For those who like gite holidays, accommodation is no problem, as there are plenty of gites in the Loire Valley. However, Loire Valley villas also make for a wonderful typical French holiday, and whichever you choose, you’ll be made very welcome in this area teeming with historic and cultural interest.
Beautiful countryside abounds wherever you venture in the Loire valley, and the Perche region is a fine example. Just a one-hour drive from Paris, the rolling landscape, with its ancestral forests, orchards of apple trees, meadows, hedges, streams and other natural water spaces, is a haven for nature. The forests date back to Louis XIV, and in the spring, they are swathed in such flowers as wood hyacinth. There are approximately eleven hundred species of mushroom to be found, although not all of them are edible, so be careful not to pick any, just in case. The place is also home to many different bird species, such as the hoopoe, the spotted flycatcher, the honey buzzard, the black stork and the hawfinch. Water, in the form of peat bogs, can be found all over, giving rise to rich vegetation, as well as attracting butterflies and dragonflies. Whether you are a novice, an enthusiast, or just plain curious, you are sure to be enthralled by this enchanting kingdom.
Near the small village of Chenonceaux lies the Château de Chenonceau, a simply magnificent edifice that straddles the River Cher. Apart from its rich history and the multiple hidden delights that are revealed during a guided tour, in certain rooms, visitors are treated to the most unusual and almost magical experience of the river’s rippling water being reflected on the walls and ceilings.
Chartres, with its gothic cathedral and quaint, charming streets, is another essential stopping-off point. The cathedral, with its 2,600 square metres of stained glass in the nave, has to be seen to be believed, while the streets, with their half-timbered dwellings and ancient bridges, simply beg for you to go on a pleasant meander around the town. There are shop-fronts and workshops of glassblowers, cabinet makers and perfumers nestling side by side with restaurants serving local delicacies such as pâté de Chartres, just waiting to be discovered. And when you’re done, relax in a local café or bar with a glass or two of refreshing Perche cider.

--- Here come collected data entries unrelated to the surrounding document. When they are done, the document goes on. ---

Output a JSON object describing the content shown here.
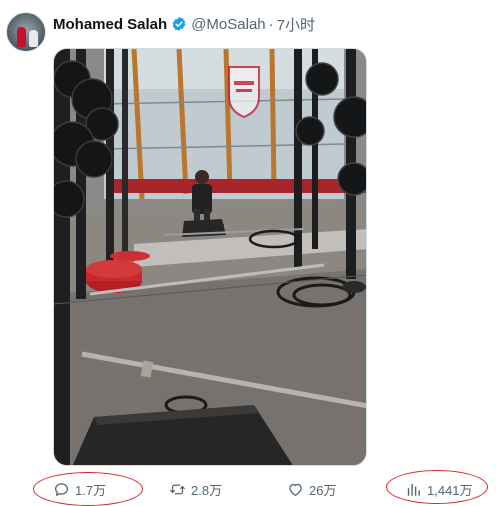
{
  "tweet": {
    "author_name": "Mohamed Salah",
    "handle": "@MoSalah",
    "separator": "·",
    "time": "7小时",
    "media_icon": "photo",
    "colors": {
      "verified": "#1d9bf0",
      "annotation_ring": "#d22b2b",
      "meta_text": "#536471"
    }
  },
  "actions": {
    "reply": {
      "icon": "reply-icon",
      "count": "1.7万"
    },
    "retweet": {
      "icon": "retweet-icon",
      "count": "2.8万"
    },
    "like": {
      "icon": "heart-icon",
      "count": "26万"
    },
    "views": {
      "icon": "views-chart-icon",
      "count": "1,441万"
    }
  }
}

You’re never far away from good food and drink in France, and the Loire valley is no exception. Famed for its high-quality wines, you’ll be pleased to hear that there is more than ample opportunity to indulge your passion through the vast range that includes such favourites as Muscadet, Sancerre, Vouvray and Anjou. It goes without saying that they complement whatever food you may choose and make a perfect meal divine. As for what to eat, the food is both varied and always excellent, being made from the abundant local produce. Dishes made with pork are a great favourite, as are the shellfish, and, of course, no trip would be complete without sampling the myriad of cheeses available, such as Crottin de Chavignol and Valencay. Mouth-watering!